Lagarde declined to be drawn out on whether she viewed Tsipras was a reliable negotiating partner after his latest switch, although she did say the Fund wanted to see evidence of reforms before talks about any new potential debt package.
“We have received so many ‘latest’ offers, which themselves have been validated, invalidated, changed, amended, over the course of the last few days, that it’s quite uncertain exactly where the latest proposal stands,” she said.
Greece has shut its banks this week, imposed capital controls and limited teller machine withdrawals to prevent the public from emptying the banks.
On the third day of the closure, the costs were biting deeper for ordinary Greeks, with long lines forming at many ATMs and limited amounts of cash being doled out to pensioners. Even with a withdrawal limit of 60 euros a day, there were signs of banknote shortages, with bankers saying 50-euro and 20-euro notes were running low.
The European Central Bank said it would maintain emergency lending that is keeping Greek banks afloat at the same level as late last week, keeping pressure on Greece as its lenders run out of cash.
Kiki Rizopoulou, a 79-year-old pensioner from Lamia in central Greece, had to travel to Athens to collect her pension, spending 20 euros of the 120 euros she was allowed to withdraw.
“I already have to pay back 50 euros that I owe. It’s embarrassing,” she said.
An opinion poll showed opposition to the bailout in the lead but also that the gap had narrowed significantly as the bank closure and capital controls began to bite.

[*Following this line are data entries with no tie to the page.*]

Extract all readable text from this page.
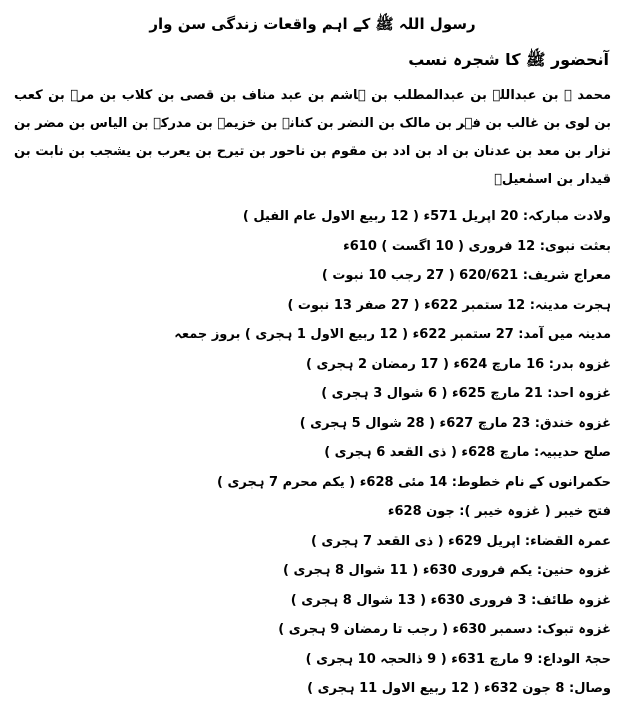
رسول اللہ ﷺ کے اہم واقعات زندگی سن وار
آنحضور ﷺ کا شجرہ نسب
محمد ﷺ بن عبداللہ بن عبدالمطلب بن ہاشم بن عبد مناف بن قصی بن کلاب بن مرہ بن کعب بن لوی بن غالب بن فہر بن مالک بن النضر بن کنانہ بن خزیمہ بن مدرکہ بن الیاس بن مضر بن نزار بن معد بن عدنان بن اد بن ادد بن مقوم بن ناحور بن تیرح بن یعرب بن یشجب بن نابت بن قیدار بن اسمٰعیلؑ
ولادت مبارکہ: 20 اپریل 571ء ( 12 ربیع الاول عام الفیل )
بعثت نبوی: 12 فروری ( 10 اگست ) 610ء
معراج شریف: 620/621 ( 27 رجب 10 نبوت )
ہجرت مدینہ: 12 ستمبر 622ء ( 27 صفر 13 نبوت )
مدینہ میں آمد: 27 ستمبر 622ء ( 12 ربیع الاول 1 ہجری ) بروز جمعہ
غزوہ بدر: 16 مارچ 624ء ( 17 رمضان 2 ہجری )
غزوہ احد: 21 مارچ 625ء ( 6 شوال 3 ہجری )
غزوہ خندق: 23 مارچ 627ء ( 28 شوال 5 ہجری )
صلح حدیبیہ: مارچ 628ء ( ذی القعد 6 ہجری )
حکمرانوں کے نام خطوط: 14 مئی 628ء ( یکم محرم 7 ہجری )
فتح خیبر ( غزوہ خیبر ): جون 628ء
عمرہ القضاء: اپریل 629ء ( ذی القعد 7 ہجری )
غزوہ حنین: یکم فروری 630ء ( 11 شوال 8 ہجری )
غزوہ طائف: 3 فروری 630ء ( 13 شوال 8 ہجری )
غزوہ تبوک: دسمبر 630ء ( رجب تا رمضان 9 ہجری )
حجۃ الوداع: 9 مارچ 631ء ( 9 ذالحجہ 10 ہجری )
وصال: 8 جون 632ء ( 12 ربیع الاول 11 ہجری )
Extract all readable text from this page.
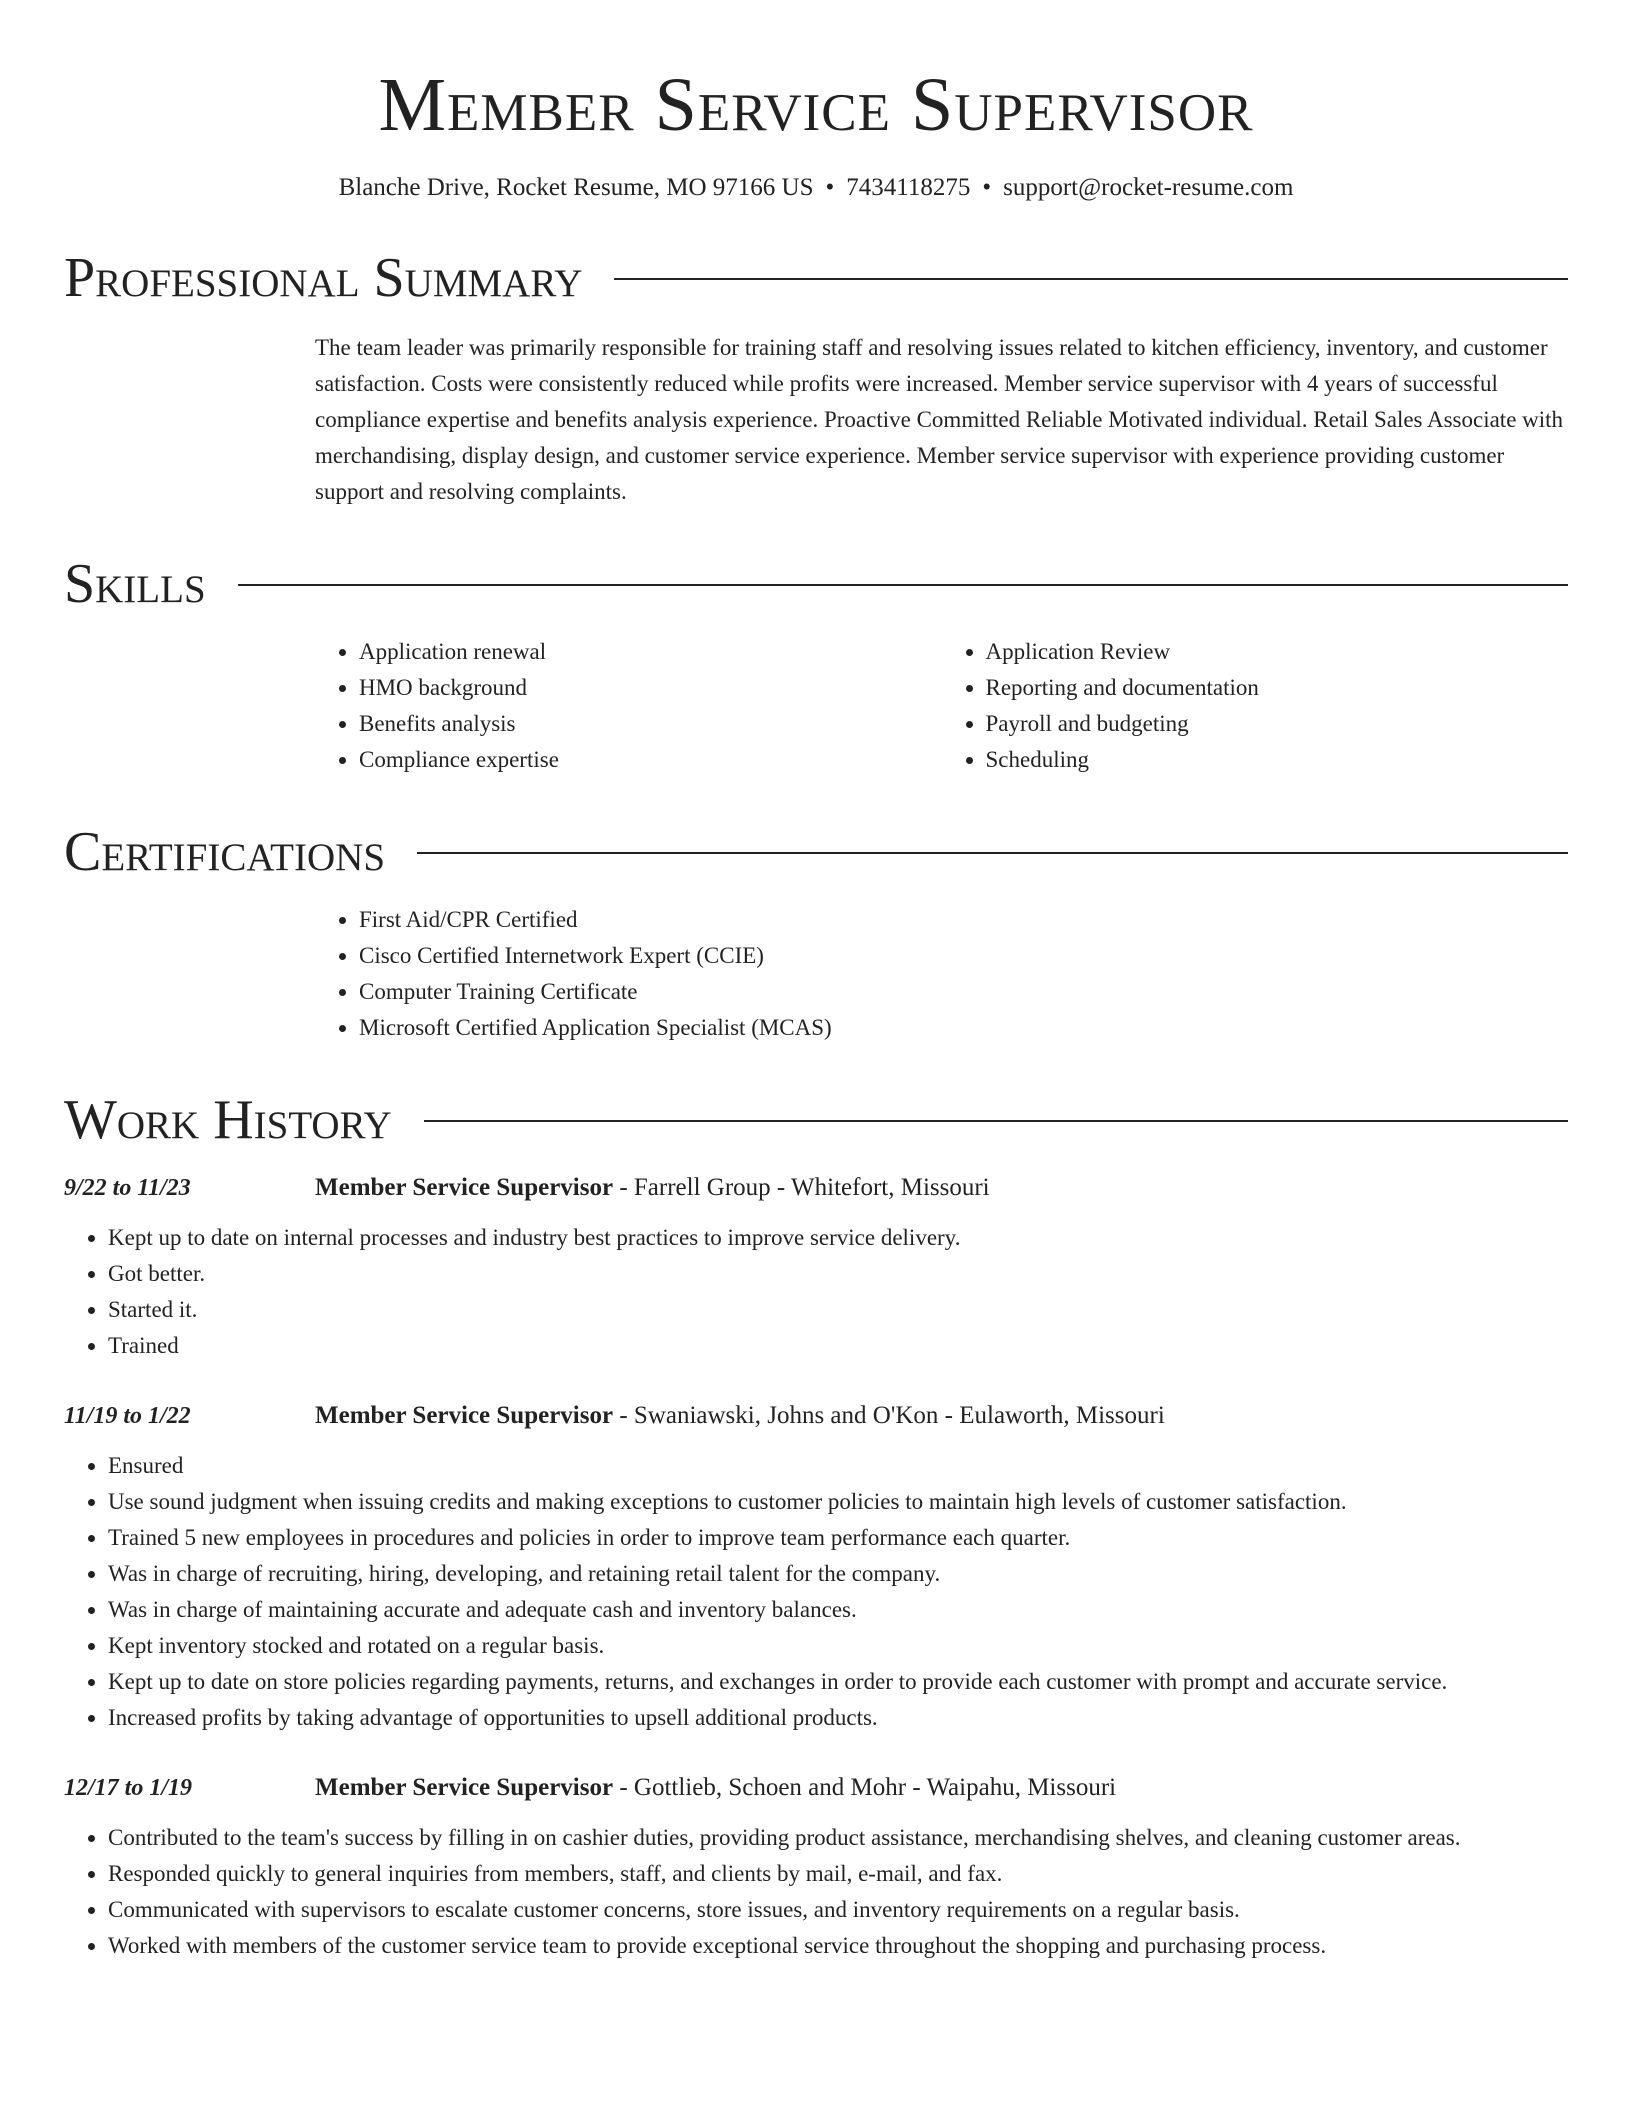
Member Service Supervisor
Blanche Drive, Rocket Resume, MO 97166 US • 7434118275 • support@rocket-resume.com
Professional Summary
The team leader was primarily responsible for training staff and resolving issues related to kitchen efficiency, inventory, and customer satisfaction. Costs were consistently reduced while profits were increased. Member service supervisor with 4 years of successful compliance expertise and benefits analysis experience. Proactive Committed Reliable Motivated individual. Retail Sales Associate with merchandising, display design, and customer service experience. Member service supervisor with experience providing customer support and resolving complaints.
Skills
• Application renewal
• HMO background
• Benefits analysis
• Compliance expertise
• Application Review
• Reporting and documentation
• Payroll and budgeting
• Scheduling
Certifications
• First Aid/CPR Certified
• Cisco Certified Internetwork Expert (CCIE)
• Computer Training Certificate
• Microsoft Certified Application Specialist (MCAS)
Work History
9/22 to 11/23	Member Service Supervisor - Farrell Group - Whitefort, Missouri
• Kept up to date on internal processes and industry best practices to improve service delivery.
• Got better.
• Started it.
• Trained
11/19 to 1/22	Member Service Supervisor - Swaniawski, Johns and O'Kon - Eulaworth, Missouri
• Ensured
• Use sound judgment when issuing credits and making exceptions to customer policies to maintain high levels of customer satisfaction.
• Trained 5 new employees in procedures and policies in order to improve team performance each quarter.
• Was in charge of recruiting, hiring, developing, and retaining retail talent for the company.
• Was in charge of maintaining accurate and adequate cash and inventory balances.
• Kept inventory stocked and rotated on a regular basis.
• Kept up to date on store policies regarding payments, returns, and exchanges in order to provide each customer with prompt and accurate service.
• Increased profits by taking advantage of opportunities to upsell additional products.
12/17 to 1/19	Member Service Supervisor - Gottlieb, Schoen and Mohr - Waipahu, Missouri
• Contributed to the team's success by filling in on cashier duties, providing product assistance, merchandising shelves, and cleaning customer areas.
• Responded quickly to general inquiries from members, staff, and clients by mail, e-mail, and fax.
• Communicated with supervisors to escalate customer concerns, store issues, and inventory requirements on a regular basis.
• Worked with members of the customer service team to provide exceptional service throughout the shopping and purchasing process.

Posters from the ruling Syriza party calling for a “No” vote started to appear in central Athens. A large white banner declaring ‘No to blackmail and austerity!’ was unfurled from windows of the finance ministry.
Finance Minister Yanis Varoufakis said on Twitter that it was the work of “unionists” and it was later removed.
The Tsipras letter asking for a new bailout deal appeared to move closer to accepting creditor demands. But it contained only a single sketchy reference to labor market reform and no mention at all of frozen privatizations, both big priorities for the creditors.
He asked to keep a discount on value-added tax for Greek islands, stretch out defense spending cuts and delay the phasing out of an income supplement to poorer pensioners.
The lack of panic in financial markets stood in marked contrast to 2011, when the Greek crisis was perceived as a threat to the future of the single currency and investors bid up the borrowing costs for other countries seen as being in danger, like Spain and Italy. Most euro zone leaders now believe any damage to the currency zone from Greek turmoil can be contained.
“Financial markets are not showing there is contagion or spreading of those risks to the periphery,” Bank of England Deputy Governor Jon Cunliffe told BBC Radio 5live in an interview. But, in an interview with Radio 4, Cunliffe warned that things could change.
“It’s a very volatile situation. It’s a very fluid situation. It is a very dangerous situation…. We have to prepare for the worst,” he said.
In a poll by the ProRata Institute published in the Efimerida ton Syntakton newspaper, 54 percent of Greeks planning to vote would oppose the bailout against 33 percent in favor.
Of those polled before the announcement of the bank closures, 57 percent said they would vote “No” against 30 percent who would vote “Yes”. However among those polled after, the “No” camp fell to 46 percent against 37 percent for “Yes”.
Seeking a “No” vote, Varoufakis told state television a deal would then swiftly follow, even as early as Monday, and the capital controls would go.
“The ECB will press the button,” he said.